Today, because of the passage of the Immigration Act of 1965, the Asian population is much higher. College kids face stiffer competition for ‘A’ grades.

Check out this chart:

chart930

The latest data from the Pew Research Center shows Asian men earned 117 percent as much as white men did.

Similarly, Asian women out-earned all other racial groups.

What’s their secret?

The Pew Research credited three factors:

~ Emphasis on education: “Educational attainment among Asian Americans is markedly higher than that of the U.S. population overall. Among those ages 25 and older, 49% hold at least a college degree, compared with 28% of the U.S. population overall.”

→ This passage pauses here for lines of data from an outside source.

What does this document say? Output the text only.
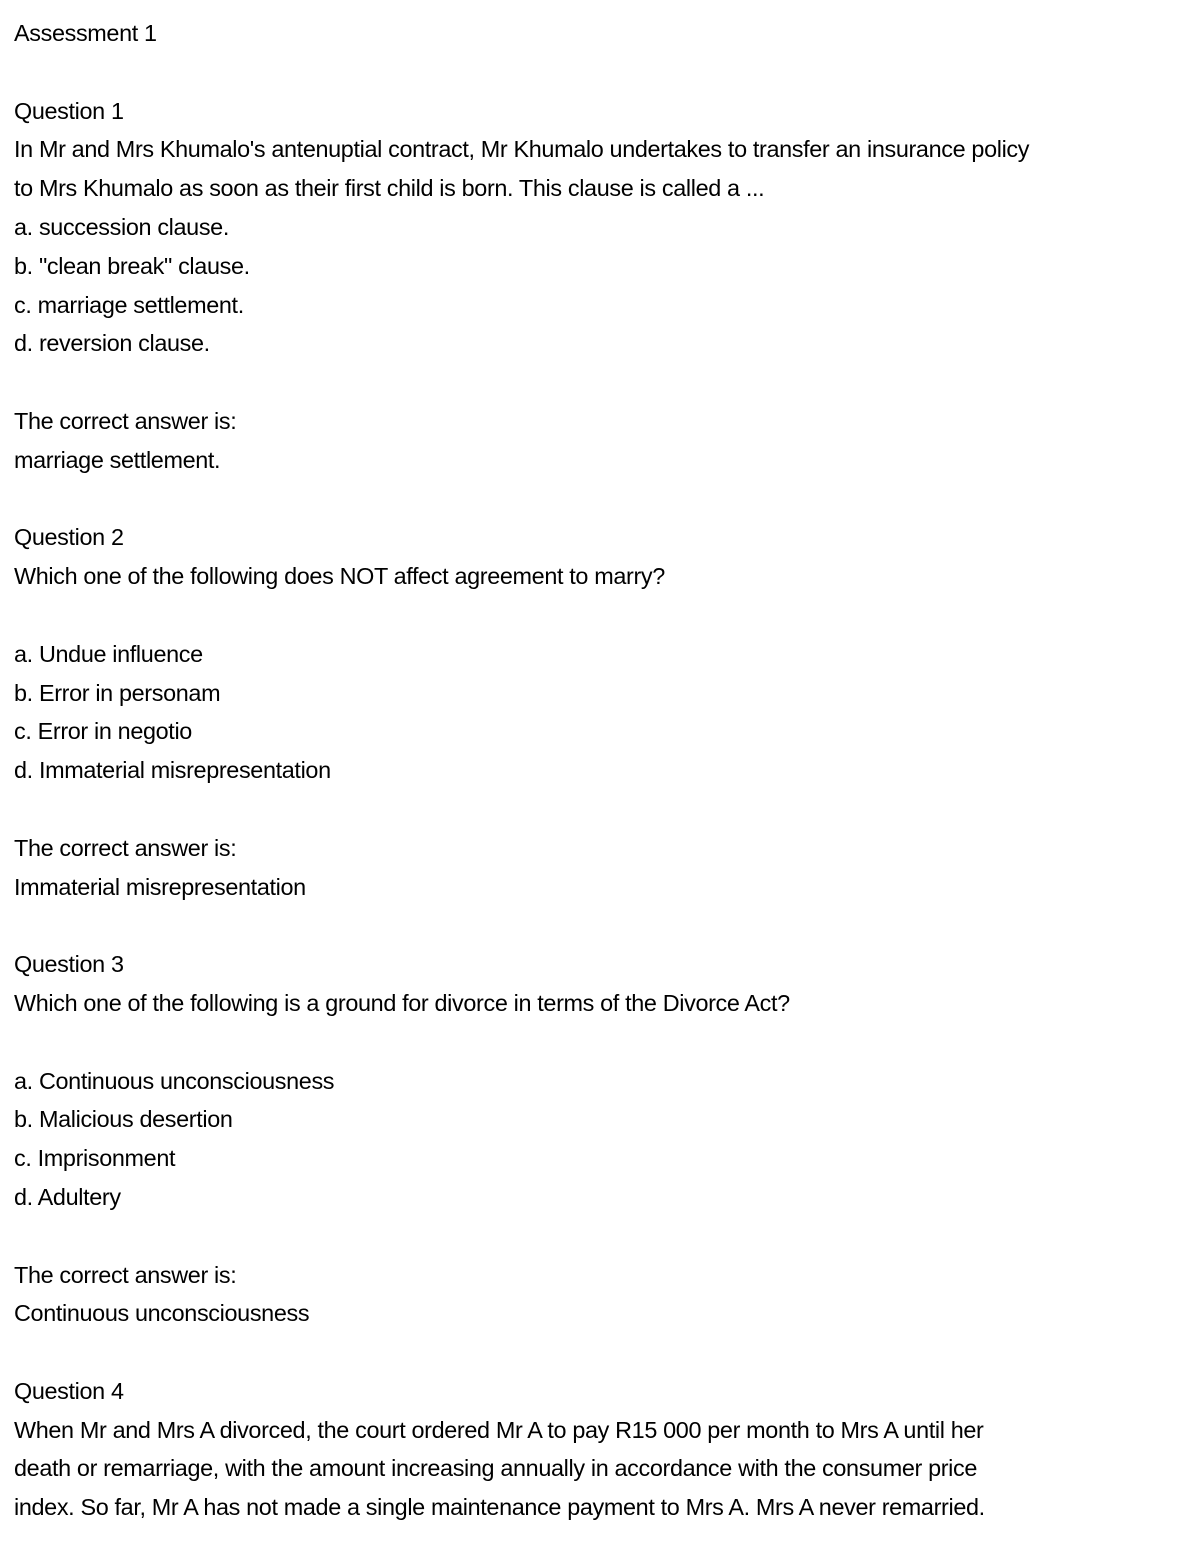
Assessment 1
Question 1
In Mr and Mrs Khumalo's antenuptial contract, Mr Khumalo undertakes to transfer an insurance policy
to Mrs Khumalo as soon as their first child is born. This clause is called a ...
a. succession clause.
b. "clean break" clause.
c. marriage settlement.
d. reversion clause.
The correct answer is:
marriage settlement.
Question 2
Which one of the following does NOT affect agreement to marry?
a. Undue influence
b. Error in personam
c. Error in negotio
d. Immaterial misrepresentation
The correct answer is:
Immaterial misrepresentation
Question 3
Which one of the following is a ground for divorce in terms of the Divorce Act?
a. Continuous unconsciousness
b. Malicious desertion
c. Imprisonment
d. Adultery
The correct answer is:
Continuous unconsciousness
Question 4
When Mr and Mrs A divorced, the court ordered Mr A to pay R15 000 per month to Mrs A until her
death or remarriage, with the amount increasing annually in accordance with the consumer price
index. So far, Mr A has not made a single maintenance payment to Mrs A. Mrs A never remarried.
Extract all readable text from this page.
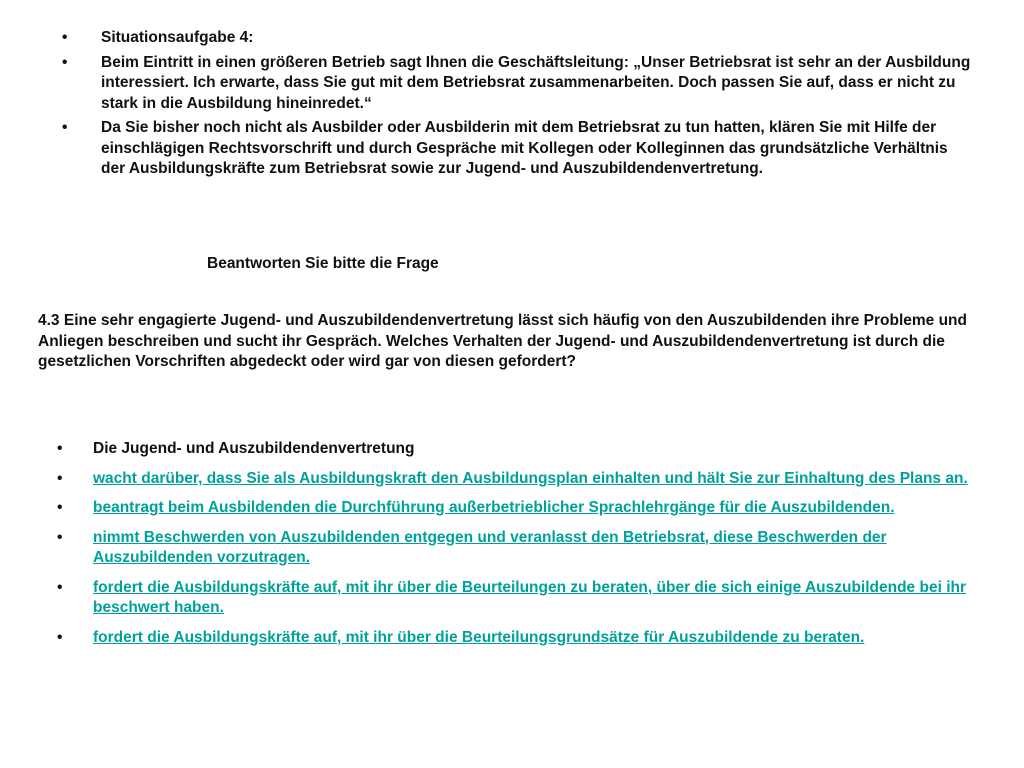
• Situationsaufgabe 4:
• Beim Eintritt in einen größeren Betrieb sagt Ihnen die Geschäftsleitung: „Unser Betriebsrat ist sehr an der Ausbildung interessiert. Ich erwarte, dass Sie gut mit dem Betriebsrat zusammenarbeiten. Doch passen Sie auf, dass er nicht zu stark in die Ausbildung hineinredet.“
• Da Sie bisher noch nicht als Ausbilder oder Ausbilderin mit dem Betriebsrat zu tun hatten, klären Sie mit Hilfe der einschlägigen Rechtsvorschrift und durch Gespräche mit Kollegen oder Kolleginnen das grundsätzliche Verhältnis der Ausbildungskräfte zum Betriebsrat sowie zur Jugend- und Auszubildendenvertretung.
Beantworten Sie bitte die Frage
4.3 Eine sehr engagierte Jugend- und Auszubildendenvertretung lässt sich häufig von den Auszubildenden ihre Probleme und Anliegen beschreiben und sucht ihr Gespräch. Welches Verhalten der Jugend- und Auszubildendenvertretung ist durch die gesetzlichen Vorschriften abgedeckt oder wird gar von diesen gefordert?
• Die Jugend- und Auszubildendenvertretung
• wacht darüber, dass Sie als Ausbildungskraft den Ausbildungsplan einhalten und hält Sie zur Einhaltung des Plans an.
• beantragt beim Ausbildenden die Durchführung außerbetrieblicher Sprachlehrgänge für die Auszubildenden.
• nimmt Beschwerden von Auszubildenden entgegen und veranlasst den Betriebsrat, diese Beschwerden der Auszubildenden vorzutragen.
• fordert die Ausbildungskräfte auf, mit ihr über die Beurteilungen zu beraten, über die sich einige Auszubildende bei ihr beschwert haben.
• fordert die Ausbildungskräfte auf, mit ihr über die Beurteilungsgrundsätze für Auszubildende zu beraten.
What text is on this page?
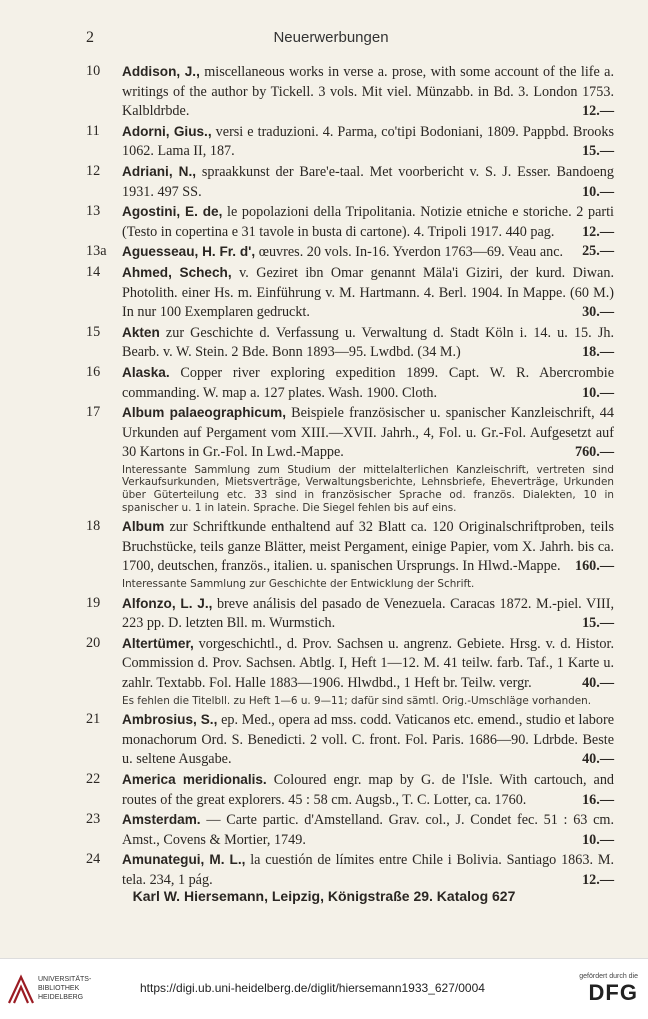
2	Neuerwerbungen
10	Addison, J., miscellaneous works in verse a. prose, with some account of the life a. writings of the author by Tickell. 3 vols. Mit viel. Münzabb. in Bd. 3. London 1753. Kalbldrbde.	12.—
11	Adorni, Gius., versi e traduzioni. 4. Parma, co'tipi Bodoniani, 1809. Pappbd. Brooks 1062. Lama II, 187.	15.—
12	Adriani, N., spraakkunst der Bare'e-taal. Met voorbericht v. S. J. Esser. Bandoeng 1931. 497 SS.	10.—
13	Agostini, E. de, le popolazioni della Tripolitania. Notizie etniche e storiche. 2 parti (Testo in copertina e 31 tavole in busta di cartone). 4. Tripoli 1917. 440 pag.	12.—
13a	Aguesseau, H. Fr. d', œuvres. 20 vols. In-16. Yverdon 1763—69. Veau anc.	25.—
14	Ahmed, Schech, v. Geziret ibn Omar genannt Mäla'i Giziri, der kurd. Diwan. Photolith. einer Hs. m. Einführung v. M. Hartmann. 4. Berl. 1904. In Mappe. (60 M.) In nur 100 Exemplaren gedruckt.	30.—
15	Akten zur Geschichte d. Verfassung u. Verwaltung d. Stadt Köln i. 14. u. 15. Jh. Bearb. v. W. Stein. 2 Bde. Bonn 1893—95. Lwdbd. (34 M.)	18.—
16	Alaska. Copper river exploring expedition 1899. Capt. W. R. Abercrombie commanding. W. map a. 127 plates. Wash. 1900. Cloth.	10.—
17	Album palaeographicum, Beispiele französischer u. spanischer Kanzleischrift, 44 Urkunden auf Pergament vom XIII.—XVII. Jahrh., 4, Fol. u. Gr.-Fol. Aufgesetzt auf 30 Kartons in Gr.-Fol. In Lwd.-Mappe.	760.—
Interessante Sammlung zum Studium der mittelalterlichen Kanzleischrift, vertreten sind Verkaufsurkunden, Mietsverträge, Verwaltungsberichte, Lehnsbriefe, Eheverträge, Urkunden über Güterteilung etc. 33 sind in französischer Sprache od. französ. Dialekten, 10 in spanischer u. 1 in latein. Sprache. Die Siegel fehlen bis auf eins.
18	Album zur Schriftkunde enthaltend auf 32 Blatt ca. 120 Originalschriftproben, teils Bruchstücke, teils ganze Blätter, meist Pergament, einige Papier, vom X. Jahrh. bis ca. 1700, deutschen, französ., italien. u. spanischen Ursprungs. In Hlwd.-Mappe.	160.—
Interessante Sammlung zur Geschichte der Entwicklung der Schrift.
19	Alfonzo, L. J., breve análisis del pasado de Venezuela. Caracas 1872. M.-piel. VIII, 223 pp. D. letzten Bll. m. Wurmstich.	15.—
20	Altertümer, vorgeschichtl., d. Prov. Sachsen u. angrenz. Gebiete. Hrsg. v. d. Histor. Commission d. Prov. Sachsen. Abtlg. I, Heft 1—12. M. 41 teilw. farb. Taf., 1 Karte u. zahlr. Textabb. Fol. Halle 1883—1906. Hlwdbd., 1 Heft br. Teilw. vergr.	40.—
Es fehlen die Titelbll. zu Heft 1—6 u. 9—11; dafür sind sämtl. Orig.-Umschläge vorhanden.
21	Ambrosius, S., ep. Med., opera ad mss. codd. Vaticanos etc. emend., studio et labore monachorum Ord. S. Benedicti. 2 voll. C. front. Fol. Paris. 1686—90. Ldrbde. Beste u. seltene Ausgabe.	40.—
22	America meridionalis. Coloured engr. map by G. de l'Isle. With cartouch, and routes of the great explorers. 45 : 58 cm. Augsb., T. C. Lotter, ca. 1760.	16.—
23	Amsterdam. — Carte partic. d'Amstelland. Grav. col., J. Condet fec. 51 : 63 cm. Amst., Covens & Mortier, 1749.	10.—
24	Amunategui, M. L., la cuestión de límites entre Chile i Bolivia. Santiago 1863. M. tela. 234, 1 pág.	12.—
Karl W. Hiersemann, Leipzig, Königstraße 29. Katalog 627
UNIVERSITÄTS-
BIBLIOTHEK
HEIDELBERG
https://digi.ub.uni-heidelberg.de/diglit/hiersemann1933_627/0004
gefördert durch die
DFG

~ Emphasis on marriage and family: “(Asian) newborns are less likely than all U.S. newborns to have an unmarried mother (16% vs 41%); and their children are more likely than all U.S. children to be raised in a household with two married parents (80% vs 63%).”

~ Emphasis on work ethic: “Nearly seven-in-ten (69%) Asians say people can get ahead if they are willing to work hard.”

“The research failed to mention another factor that distinguishes Asians: most Asians do not share the ‘we versus them’ mentality. The majority of Asians do not demand that someone or some group be held responsible for their own happiness. Instead, they ask themselves, “What do I need to do to make my life better?” and then make it happen.”

2 thoughts on “Those were the days…

  1. josephlacey12

    The last paragraph was part of the quoted text….. not mine (but I agree with it)

    It’s a hard sell… the Chinese culture (and others…) push education extremely hard. I’m not impressed with the USA ‘education culture.’